IT was 1932 when Nellie Watson first clapped eyes on Matthew Moran — the Barnsley Bulldog.

The boxer had just won a bout in her home town of Chorley and as he emerged victorious from the ring, he spotted Nellie in the crowd.

Mrs Watson, who will be 100 on Sunday, said: “I was only 18, and after this fight, he just came out of the ring and said to me ‘can I take you home tonight?’ “I thought, ‘Why not, I’m not doing anything’ and he walked me back to my house.

“The next day we went to the pictures to see Henry VIII and we were together from then.”

Mrs Watson toured Britain’s fairgrounds with her boxer husband, whose real name was Matthew Watson, in the Showmen’s Guild, and more than 200 well-wishers will descend on Bolton this weekend to celebrate her birthday.

The family of the sharp-witted former boxing show host will take over Fanny’s pub in Chorley Old Road, Heaton, on Saturday.

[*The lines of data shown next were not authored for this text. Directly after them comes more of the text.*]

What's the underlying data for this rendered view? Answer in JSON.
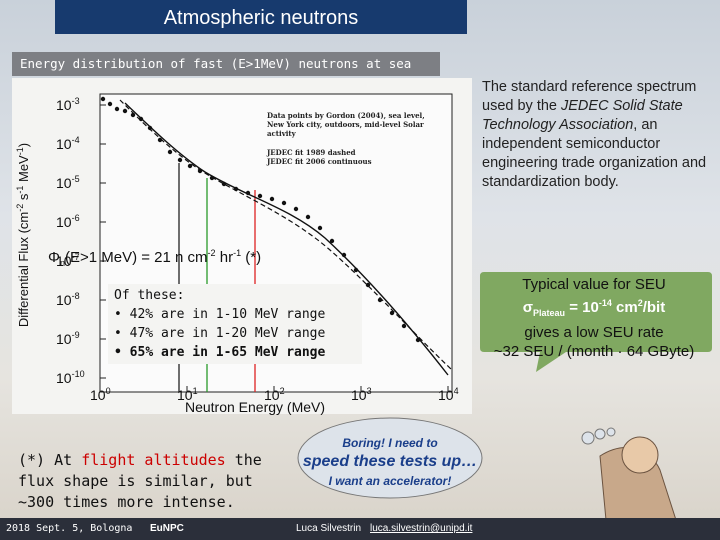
{
  "slide": {
    "title": "Atmospheric neutrons",
    "subtitle": "Energy distribution of fast (E>1MeV) neutrons at sea level",
    "plot": {
      "y_label": {
        "main": "Differential Flux (cm",
        "e1": "-2",
        "m2": " s",
        "e2": "-1",
        "m3": " MeV",
        "e3": "-1",
        "end": ")"
      },
      "x_label": "Neutron Energy (MeV)",
      "y_ticks": [
        {
          "base": "10",
          "exp": "-3"
        },
        {
          "base": "10",
          "exp": "-4"
        },
        {
          "base": "10",
          "exp": "-5"
        },
        {
          "base": "10",
          "exp": "-6"
        },
        {
          "base": "10",
          "exp": "-7"
        },
        {
          "base": "10",
          "exp": "-8"
        },
        {
          "base": "10",
          "exp": "-9"
        },
        {
          "base": "10",
          "exp": "-10"
        }
      ],
      "x_ticks": [
        {
          "base": "10",
          "exp": "0"
        },
        {
          "base": "10",
          "exp": "1"
        },
        {
          "base": "10",
          "exp": "2"
        },
        {
          "base": "10",
          "exp": "3"
        },
        {
          "base": "10",
          "exp": "4"
        }
      ],
      "legend": [
        "Data points by Gordon (2004), sea level,",
        "New York city, outdoors, mid-level Solar",
        "activity",
        "JEDEC fit 1989 dashed",
        "JEDEC fit 2006 continuous"
      ]
    },
    "flux": {
      "phi": "Φ",
      "sub": "n",
      "a": "(E>1 MeV) = 21 n cm",
      "e1": "-2",
      "b": " hr",
      "e2": "-1",
      "c": " (*)"
    },
    "breakdown": {
      "head": "Of these:",
      "items": [
        "• 42% are in 1-10 MeV range",
        "• 47% are in 1-20 MeV range"
      ],
      "last": {
        "a": "• 65",
        "b": "% are in 1-65 MeV range"
      }
    },
    "description": {
      "a": "The standard reference spectrum used by the ",
      "b": "JEDEC Solid State Technology Association",
      "c": ", an independent semiconductor engineering trade organization and standardization body."
    },
    "callout": {
      "l1": "Typical value for SEU",
      "sigma": "σ",
      "sub": "Plateau",
      "eq": " = 10",
      "e1": "-14",
      "unit": " cm",
      "e2": "2",
      "unit2": "/bit",
      "l3": "gives a low SEU rate",
      "l4": "~32 SEU / (month · 64 GByte)"
    },
    "bubble": {
      "l1": "Boring! I need to",
      "l2": "speed these tests up",
      "l2b": "…",
      "l3a": "I want an ",
      "l3b": "accelerator",
      "l3c": "!"
    },
    "footnote": {
      "a": "(*) At ",
      "b": "flight altitudes",
      "c": " the flux shape is similar, but ~300 times more intense."
    },
    "footer": {
      "date": "2018 Sept. 5, Bologna",
      "conf": "EuNPC",
      "author": "Luca Silvestrin",
      "email": "luca.silvestrin@unipd.it"
    }
  }
}
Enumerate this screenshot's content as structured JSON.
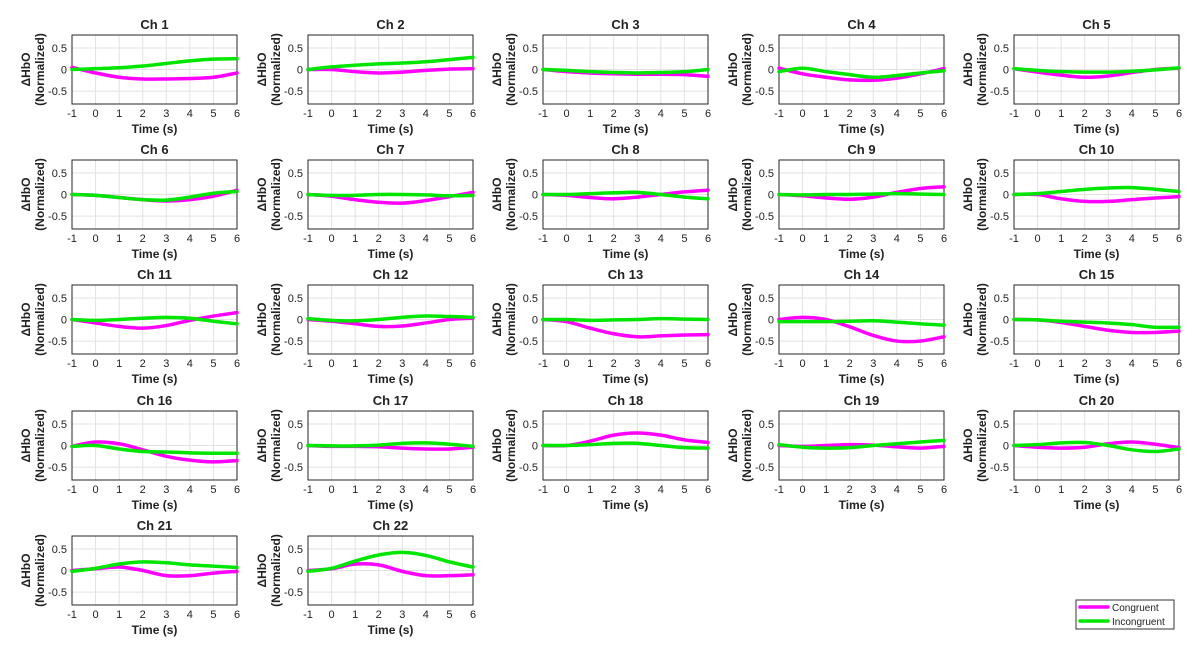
{
  "figure_meta": {
    "colors": {
      "Congruent": "#ff00ff",
      "Incongruent": "#00e600"
    }
  },
  "legend": {
    "items": [
      "Congruent",
      "Incongruent"
    ]
  },
  "chart_data": {
    "type": "line",
    "ylabel_line1": "ΔHbO",
    "ylabel_line2": "(Normalized)",
    "xlabel": "Time (s)",
    "xlim": [
      -1,
      6
    ],
    "ylim": [
      -0.8,
      0.8
    ],
    "xticks": [
      -1,
      0,
      1,
      2,
      3,
      4,
      5,
      6
    ],
    "yticks": [
      0.5,
      0,
      -0.5
    ],
    "ytick_labels": [
      "0.5",
      "0",
      "-0.5"
    ],
    "x": [
      -1,
      0,
      1,
      2,
      3,
      4,
      5,
      6
    ],
    "panels": [
      {
        "title": "Ch 1",
        "series": [
          {
            "name": "Congruent",
            "values": [
              0.05,
              -0.08,
              -0.18,
              -0.22,
              -0.22,
              -0.21,
              -0.18,
              -0.08
            ]
          },
          {
            "name": "Incongruent",
            "values": [
              0.0,
              0.02,
              0.04,
              0.08,
              0.14,
              0.2,
              0.24,
              0.25
            ]
          }
        ]
      },
      {
        "title": "Ch 2",
        "series": [
          {
            "name": "Congruent",
            "values": [
              0.0,
              0.0,
              -0.05,
              -0.08,
              -0.06,
              -0.02,
              0.01,
              0.02
            ]
          },
          {
            "name": "Incongruent",
            "values": [
              0.0,
              0.06,
              0.1,
              0.13,
              0.15,
              0.18,
              0.23,
              0.28
            ]
          }
        ]
      },
      {
        "title": "Ch 3",
        "series": [
          {
            "name": "Congruent",
            "values": [
              0.0,
              -0.05,
              -0.08,
              -0.1,
              -0.11,
              -0.11,
              -0.12,
              -0.16
            ]
          },
          {
            "name": "Incongruent",
            "values": [
              0.0,
              -0.02,
              -0.05,
              -0.07,
              -0.08,
              -0.07,
              -0.05,
              0.0
            ]
          }
        ]
      },
      {
        "title": "Ch 4",
        "series": [
          {
            "name": "Congruent",
            "values": [
              0.03,
              -0.1,
              -0.18,
              -0.24,
              -0.25,
              -0.2,
              -0.1,
              0.02
            ]
          },
          {
            "name": "Incongruent",
            "values": [
              -0.05,
              0.03,
              -0.05,
              -0.12,
              -0.18,
              -0.14,
              -0.08,
              -0.03
            ]
          }
        ]
      },
      {
        "title": "Ch 5",
        "series": [
          {
            "name": "Congruent",
            "values": [
              0.02,
              -0.06,
              -0.13,
              -0.18,
              -0.15,
              -0.07,
              0.0,
              0.03
            ]
          },
          {
            "name": "Incongruent",
            "values": [
              0.02,
              -0.02,
              -0.05,
              -0.06,
              -0.06,
              -0.04,
              -0.01,
              0.04
            ]
          }
        ]
      },
      {
        "title": "Ch 6",
        "series": [
          {
            "name": "Congruent",
            "values": [
              0.0,
              -0.02,
              -0.07,
              -0.12,
              -0.15,
              -0.12,
              -0.04,
              0.1
            ]
          },
          {
            "name": "Incongruent",
            "values": [
              0.0,
              -0.02,
              -0.07,
              -0.12,
              -0.13,
              -0.06,
              0.03,
              0.07
            ]
          }
        ]
      },
      {
        "title": "Ch 7",
        "series": [
          {
            "name": "Congruent",
            "values": [
              0.0,
              -0.04,
              -0.12,
              -0.18,
              -0.2,
              -0.14,
              -0.05,
              0.05
            ]
          },
          {
            "name": "Incongruent",
            "values": [
              0.0,
              -0.02,
              -0.02,
              0.0,
              0.0,
              -0.01,
              -0.03,
              -0.02
            ]
          }
        ]
      },
      {
        "title": "Ch 8",
        "series": [
          {
            "name": "Congruent",
            "values": [
              0.0,
              -0.02,
              -0.07,
              -0.1,
              -0.06,
              0.0,
              0.06,
              0.1
            ]
          },
          {
            "name": "Incongruent",
            "values": [
              0.0,
              0.0,
              0.02,
              0.04,
              0.05,
              0.0,
              -0.06,
              -0.1
            ]
          }
        ]
      },
      {
        "title": "Ch 9",
        "series": [
          {
            "name": "Congruent",
            "values": [
              0.0,
              -0.03,
              -0.08,
              -0.11,
              -0.06,
              0.05,
              0.14,
              0.18
            ]
          },
          {
            "name": "Incongruent",
            "values": [
              0.0,
              -0.01,
              0.0,
              0.0,
              0.01,
              0.02,
              0.01,
              0.0
            ]
          }
        ]
      },
      {
        "title": "Ch 10",
        "series": [
          {
            "name": "Congruent",
            "values": [
              0.0,
              0.0,
              -0.1,
              -0.16,
              -0.16,
              -0.12,
              -0.08,
              -0.05
            ]
          },
          {
            "name": "Incongruent",
            "values": [
              0.0,
              0.02,
              0.07,
              0.12,
              0.15,
              0.16,
              0.12,
              0.07
            ]
          }
        ]
      },
      {
        "title": "Ch 11",
        "series": [
          {
            "name": "Congruent",
            "values": [
              0.0,
              -0.08,
              -0.16,
              -0.2,
              -0.14,
              -0.02,
              0.08,
              0.16
            ]
          },
          {
            "name": "Incongruent",
            "values": [
              0.0,
              -0.02,
              0.0,
              0.03,
              0.05,
              0.03,
              -0.04,
              -0.1
            ]
          }
        ]
      },
      {
        "title": "Ch 12",
        "series": [
          {
            "name": "Congruent",
            "values": [
              0.0,
              -0.04,
              -0.1,
              -0.16,
              -0.15,
              -0.08,
              0.0,
              0.03
            ]
          },
          {
            "name": "Incongruent",
            "values": [
              0.02,
              -0.02,
              -0.03,
              0.0,
              0.05,
              0.08,
              0.07,
              0.05
            ]
          }
        ]
      },
      {
        "title": "Ch 13",
        "series": [
          {
            "name": "Congruent",
            "values": [
              0.0,
              -0.05,
              -0.2,
              -0.33,
              -0.4,
              -0.38,
              -0.36,
              -0.35
            ]
          },
          {
            "name": "Incongruent",
            "values": [
              0.0,
              0.0,
              -0.02,
              -0.01,
              0.0,
              0.02,
              0.01,
              0.0
            ]
          }
        ]
      },
      {
        "title": "Ch 14",
        "series": [
          {
            "name": "Congruent",
            "values": [
              0.0,
              0.05,
              0.0,
              -0.17,
              -0.37,
              -0.5,
              -0.5,
              -0.4
            ]
          },
          {
            "name": "Incongruent",
            "values": [
              -0.05,
              -0.05,
              -0.05,
              -0.04,
              -0.03,
              -0.06,
              -0.1,
              -0.13
            ]
          }
        ]
      },
      {
        "title": "Ch 15",
        "series": [
          {
            "name": "Congruent",
            "values": [
              0.0,
              -0.01,
              -0.07,
              -0.16,
              -0.25,
              -0.3,
              -0.3,
              -0.27
            ]
          },
          {
            "name": "Incongruent",
            "values": [
              0.0,
              -0.01,
              -0.04,
              -0.06,
              -0.08,
              -0.12,
              -0.18,
              -0.18
            ]
          }
        ]
      },
      {
        "title": "Ch 16",
        "series": [
          {
            "name": "Congruent",
            "values": [
              -0.02,
              0.08,
              0.04,
              -0.1,
              -0.25,
              -0.34,
              -0.38,
              -0.35
            ]
          },
          {
            "name": "Incongruent",
            "values": [
              -0.02,
              0.0,
              -0.08,
              -0.14,
              -0.15,
              -0.17,
              -0.18,
              -0.18
            ]
          }
        ]
      },
      {
        "title": "Ch 17",
        "series": [
          {
            "name": "Congruent",
            "values": [
              0.0,
              -0.02,
              -0.02,
              -0.03,
              -0.06,
              -0.08,
              -0.08,
              -0.04
            ]
          },
          {
            "name": "Incongruent",
            "values": [
              0.0,
              -0.01,
              -0.01,
              0.01,
              0.05,
              0.06,
              0.03,
              -0.02
            ]
          }
        ]
      },
      {
        "title": "Ch 18",
        "series": [
          {
            "name": "Congruent",
            "values": [
              0.0,
              0.0,
              0.1,
              0.24,
              0.29,
              0.24,
              0.13,
              0.07
            ]
          },
          {
            "name": "Incongruent",
            "values": [
              0.0,
              0.0,
              0.02,
              0.05,
              0.05,
              0.0,
              -0.05,
              -0.06
            ]
          }
        ]
      },
      {
        "title": "Ch 19",
        "series": [
          {
            "name": "Congruent",
            "values": [
              0.0,
              -0.02,
              0.0,
              0.02,
              0.01,
              -0.03,
              -0.06,
              -0.02
            ]
          },
          {
            "name": "Incongruent",
            "values": [
              0.02,
              -0.04,
              -0.06,
              -0.05,
              0.0,
              0.04,
              0.08,
              0.12
            ]
          }
        ]
      },
      {
        "title": "Ch 20",
        "series": [
          {
            "name": "Congruent",
            "values": [
              0.0,
              -0.04,
              -0.06,
              -0.04,
              0.04,
              0.08,
              0.03,
              -0.05
            ]
          },
          {
            "name": "Incongruent",
            "values": [
              0.0,
              0.02,
              0.06,
              0.07,
              0.0,
              -0.1,
              -0.14,
              -0.08
            ]
          }
        ]
      },
      {
        "title": "Ch 21",
        "series": [
          {
            "name": "Congruent",
            "values": [
              0.0,
              0.04,
              0.08,
              0.0,
              -0.12,
              -0.12,
              -0.06,
              -0.02
            ]
          },
          {
            "name": "Incongruent",
            "values": [
              -0.02,
              0.05,
              0.15,
              0.2,
              0.18,
              0.13,
              0.1,
              0.07
            ]
          }
        ]
      },
      {
        "title": "Ch 22",
        "series": [
          {
            "name": "Congruent",
            "values": [
              0.0,
              0.04,
              0.15,
              0.13,
              -0.02,
              -0.12,
              -0.12,
              -0.1
            ]
          },
          {
            "name": "Incongruent",
            "values": [
              -0.02,
              0.05,
              0.22,
              0.36,
              0.42,
              0.35,
              0.2,
              0.08
            ]
          }
        ]
      }
    ]
  }
}
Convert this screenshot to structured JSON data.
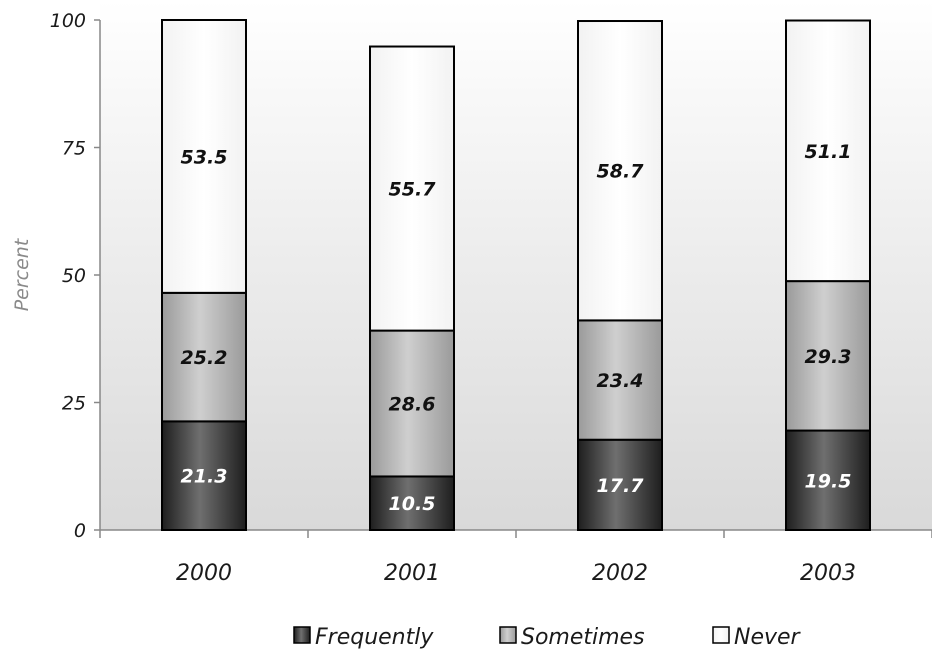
{
  "chart_data": {
    "type": "bar",
    "stacked": true,
    "categories": [
      "2000",
      "2001",
      "2002",
      "2003"
    ],
    "series": [
      {
        "name": "Frequently",
        "values": [
          21.3,
          10.5,
          17.7,
          19.5
        ],
        "color": "#4a4a4a",
        "label_color": "#ffffff"
      },
      {
        "name": "Sometimes",
        "values": [
          25.2,
          28.6,
          23.4,
          29.3
        ],
        "color": "#b4b4b4",
        "label_color": "#111111"
      },
      {
        "name": "Never",
        "values": [
          53.5,
          55.7,
          58.7,
          51.1
        ],
        "color": "#ffffff",
        "label_color": "#111111"
      }
    ],
    "ylabel": "Percent",
    "xlabel": "",
    "ylim": [
      0,
      100
    ],
    "yticks": [
      "0",
      "25",
      "50",
      "75",
      "100"
    ],
    "legend_position": "bottom",
    "grid": false,
    "background": "gradient-gray"
  }
}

Her Yorkshire-born husband Matthew, who performed at their shows for the more than 20 years until the late 1960s, died in Bolton in 2010.

Six years passed before the couple married on June 4, 1938, at Hemsworth Catholic Chapel.

Mrs Watson, from Farnworth, said: “One weekend, Matthew sent me a telegram, asking me to go to Barnsley to meet him.

“I said to him, ‘I’ve known you since I was 18 and I’m not going to keep coming back just because I get a telegram’. He asked me to marry him on the spot and we sorted out the venue there and then.”

Mrs Watson, who has lived in Bolton for 25 years, had a variety of jobs after leaving school aged 14 before she committed to a life on the road.

She said: “We started in 1944 and it really got going after the war finished. It was brilliant, and our kids were brought up travelling with us, getting involved in the business.

“Eventually, it got to the point where Matthew was struggling physically to put on the shows.

“We met so many people all over the country, some of whom will be coming at the weekend.”

Mrs Watson’s mother Mary Ann Fishwick died when she was aged one, while she lost touch with her father, Jack Bennison, when he went to serve in the armed forces and sent Nellie and her two sisters to be brought up with other families.

Mrs Watson’s eldest son Robert died aged 63 in 2003.

She will be accompanied on Saturday by sons Frank and Stephen and daughter Cathy, as well as 11 grandchildren and nine great-grandchildren.